Single Number
Given an array of integers, every element appears twice for one. Find is single one.
Note:
Your algorithm should have a linear runtime. Could you implement it without using extra memory?
Single II
Given an array of integers, every element appears three times except for one. Find is single one.
Note:
Your algorithm should have a linear runtime. Could you implement it without using extra memory? first instinct to think of an algorithm, but the brain a turn, think is to O (n*n) time complexity. Compiled, and sure enough, did not pass. The procedure is as follows: But I think this algorithm is the simplest, and versatility is the best.
int singlenumber (int a[], int n) {for
(int i = 0; i < n; i++)
{
if (count (a, a + N, A[i]) <2) return
I ;
}
}
Then racking think that the algorithm can be optimized for the complexity of Time O (n). Divide and conquer. Reduced treatment. Greedy. Dynamic planning ... Think much. Well, instinctively analyze it:
1. Request complexity O (n), the vernacular point is that can not be in an n-cycle inside the Add any loop, the previous failure is because of this reason. But you can add loops outside the loop ...
2. Now that you can add loops outside of the lookup loop, what kind of loop do you want to add? Sort it, yes. The sort of sequence is easy to do. (Feeling this conclusion also applies to many places)
After sorting, it is easy to calculate how many times a number appears in the series. How many times in a row is the total number of times, it is convenient. O (∩_∩) o~ then began to write code, wait. I think we should consider the special situation before I start. Special cases are generally border issues:
1. If it is a series of outer space.
2 If the first is single number.
3 If the last one is single number. Well, you can write the code after the analysis. The following code is suitable for two problems, just change the number of occurrences to the corresponding 2 or 3 times. And there's no need for extra space.
Good versatility, suitable for two situations
int singlenumber (int a[], int n) {
//special Case 1,2
if (n<=0) return-1;
if (n==1) return a[0];
Sort (A, a + N);
int j = 1;
for (int i = 0; i < n-1 i++)
{
if (a[i] = = a[i+1])
j + +;
else
{
if (j<2) return a[i];//is modified here to j<3 so that it can be applied to single number II.
j = 1;
}
}
Special Case 3 The last one is special case of single number return
a[n-1];
}
relatively simple.
2014-3-6 Update:
Well, the update doesn't say versatility anymore. The above basic sorting processing is indeed very common, is the basic algorithm content, there is nothing worth in-depth discussion.
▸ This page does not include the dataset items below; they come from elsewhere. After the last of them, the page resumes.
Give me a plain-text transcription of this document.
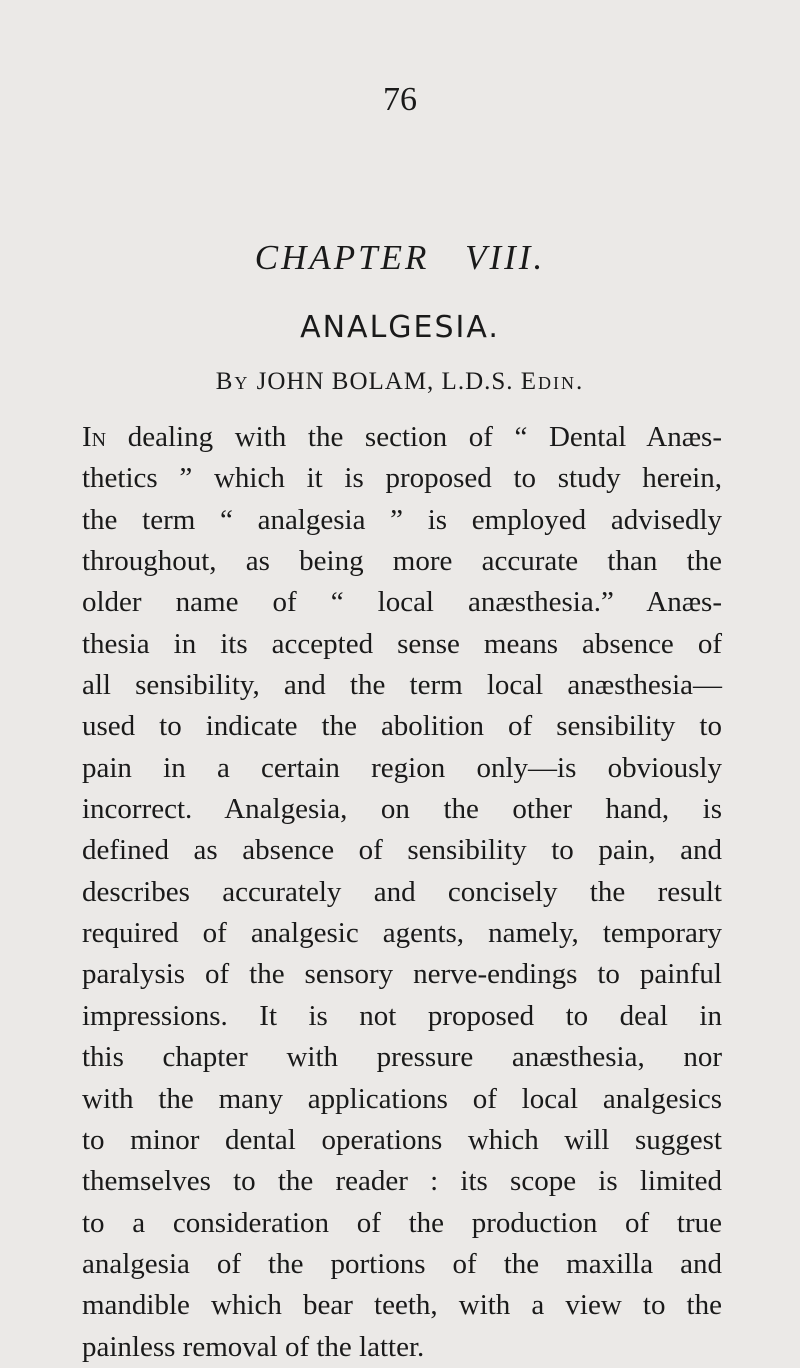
76
CHAPTER VIII.
ANALGESIA.
By JOHN BOLAM, L.D.S. Edin.
In dealing with the section of “ Dental Anæs-
thetics ” which it is proposed to study herein,
the term “ analgesia ” is employed advisedly
throughout, as being more accurate than the
older name of “ local anæsthesia.” Anæs-
thesia in its accepted sense means absence of
all sensibility, and the term local anæsthesia—
used to indicate the abolition of sensibility to
pain in a certain region only—is obviously
incorrect. Analgesia, on the other hand, is
defined as absence of sensibility to pain, and
describes accurately and concisely the result
required of analgesic agents, namely, temporary
paralysis of the sensory nerve-endings to painful
impressions. It is not proposed to deal in
this chapter with pressure anæsthesia, nor
with the many applications of local analgesics
to minor dental operations which will suggest
themselves to the reader : its scope is limited
to a consideration of the production of true
analgesia of the portions of the maxilla and
mandible which bear teeth, with a view to the
painless removal of the latter.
I can't believe this article is lucky to have so many people to read. Here to update the commentary. There are three kinds of solutions to the subject type: 1 as the above sort of processing Method 2 using map processing, efficiency is also close to O (n) 3-bit Operation solution-here also can be divided into two kinds of solutions
The following procedure is the use of unordered_map to solve single number I program (single number II is the same reason):
2014-2-18 Update
int singlenumber (int a[], int n)
{
unordered_map<int, bool> Ump_ii;
for (int i = 0; i < n; i++)
{
if (!ump_ii.count (A[i])) ump_ii[a[i] = true;
else Ump_ii.erase (A[i]);
}
Return Ump_ii.begin ()->first;
}
Here is a single number I of the bitwise operation solution, the idea is that each bit appears 2 times to clear zero, so you can continue to vary or calculate the final result:
2014-2-18_2 Update
int singlenumber (int a[], int n)
{
int ans = 0;
for (int i = 0; i < n; i++) ans ^= a[i];
return ans;
}
Two solutions to the bitwise operation of single number II--Reference to Leetcode forum code:
Method One, the 32 bit of int is handled individually-this method is fairly simple:
int singlenumberii_36 (int a[], int n)
{
int ans = 0;
for (int i = 0; i < i++)
{
int c = 0, d = 1<<i;
for (int j = 0; J < N; j +)
if (A[j] & D) c + +;
if (c%3) ans |= D;
}
return ans;
}
Method Two, carry, mask clear 0 Method-This method is still very difficult to understand, to be very careful, otherwise, it is easy to make mistakes, the bit is not familiar with the operation is difficult to write out.
int singlenumber (int a[], int n)
{
int one = 0, two = 0;
for (int i = 0; i < n; i++)
{
two |= a[i] & one;//two accumulate value one
^= A[i];//one keep seeking anti
int t = one &am P two;//the third time, one and two both retained the bit value one
&= ~t;//0 three times the value of that bit two &= ~t
;
}
return one;
}
Well, there are other single number II mutation bit algorithms, but it's not very well understood. Single numberii can be said to be as high as 5 stars difficult.
However, the above bit arithmetic is a good understanding of the, but also relatively easy to use in other situations, such as all numbers have appeared 5 times one of them, I think the interview should be the first algorithm.